The team registered the user Luc Esape, supposedly a programmer from their lab, on GitHub. “Luke has a profile photo, he looks like a junior developer eager to contribute to the development of open source code on GitHub,” they say.

In fact, Luke is a undercover Repairnator. Cheating was needed because the moderators are inclined to evaluate the work of bots and people in different ways. “Stealth was necessary to test the scientific hypothesis about the competitive ability of people,” said Monpers with the company, who had already informed all interested parties about what was happening.

The team made two approaches to verifying Repairnator. The first test went from February to December 2017, when she ran Repairnator on a permanent list of 14,188 projects with GitHub in search of errors. “We found that our prototype is able to make about 30 patches per day,” they said.

During this time, Repairnator analyzed more than 11,500 projects with errors. He was able to reproduce errors in more than 3000 cases. In 15 cases, he was able to develop a patch.

But none of these patches were accepted for assembly, since Repairnator either made them too long or wrote patches of unacceptable quality.

The second approach was more successful. The team sent Luke to work on the Travis continuous integration service from January to June 2018. Although the team does not specify what exactly they changed to Repairnator, on January 12, he wrote the first patch, which was accepted by the moderator in the assembly. “In other words, Repairnator was able to reach the human level for the first time,” they say. Over the next six months, Repairnator issued five patches accepted by the moderators.
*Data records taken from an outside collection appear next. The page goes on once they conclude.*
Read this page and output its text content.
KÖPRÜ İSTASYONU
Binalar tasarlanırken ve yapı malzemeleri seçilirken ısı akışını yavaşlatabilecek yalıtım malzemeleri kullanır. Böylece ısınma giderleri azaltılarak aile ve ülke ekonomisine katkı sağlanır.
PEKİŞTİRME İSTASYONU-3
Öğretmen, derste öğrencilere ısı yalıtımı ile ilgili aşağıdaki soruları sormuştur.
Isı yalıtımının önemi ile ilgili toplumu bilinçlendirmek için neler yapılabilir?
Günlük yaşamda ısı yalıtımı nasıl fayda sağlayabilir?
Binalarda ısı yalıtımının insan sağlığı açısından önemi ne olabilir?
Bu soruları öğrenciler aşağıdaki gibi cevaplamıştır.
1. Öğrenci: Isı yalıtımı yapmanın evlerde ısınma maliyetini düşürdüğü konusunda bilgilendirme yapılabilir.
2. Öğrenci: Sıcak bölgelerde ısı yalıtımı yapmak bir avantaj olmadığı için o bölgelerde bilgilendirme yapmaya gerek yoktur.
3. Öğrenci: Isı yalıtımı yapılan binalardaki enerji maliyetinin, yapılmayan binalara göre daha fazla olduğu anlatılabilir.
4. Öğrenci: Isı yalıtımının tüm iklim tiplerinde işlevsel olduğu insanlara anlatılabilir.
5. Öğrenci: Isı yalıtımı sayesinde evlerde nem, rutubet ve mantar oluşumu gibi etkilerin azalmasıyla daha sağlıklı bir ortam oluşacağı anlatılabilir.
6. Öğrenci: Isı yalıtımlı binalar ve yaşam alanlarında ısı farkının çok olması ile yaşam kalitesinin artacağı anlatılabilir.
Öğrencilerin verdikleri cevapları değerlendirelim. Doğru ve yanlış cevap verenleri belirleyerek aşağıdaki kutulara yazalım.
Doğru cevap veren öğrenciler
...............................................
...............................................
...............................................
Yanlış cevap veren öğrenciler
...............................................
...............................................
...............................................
An impressive achievement that opens the way to a new generation of software development methods. It also raises interesting questions. Developers pay attention to the patch that Repairnator developed on May 12 for the eclipse / ditto project.

After that, the team received a letter from one of the project developers: “We accept pull-requests from users who have signed the Eclipse Foundation Contributor license agreement”.

This creates a nasty problem, because the bot can not sign a license agreement. “Who owns the intellectual property and who is responsible for the bot’s contribution: bot operator, bot author, fixer algorithm designer?” The development team asks.

This kind of problem is worth solving before people and bots can work together further. But Monperas and his team are optimistic about the future. “We believe that Repairnator serves as a prototype for future software development, in which bots and people collaborate without problems and become partners in finding flaws in software,” they say.

Franklin, the famous inventor himself, would surely be impressed with what was happening.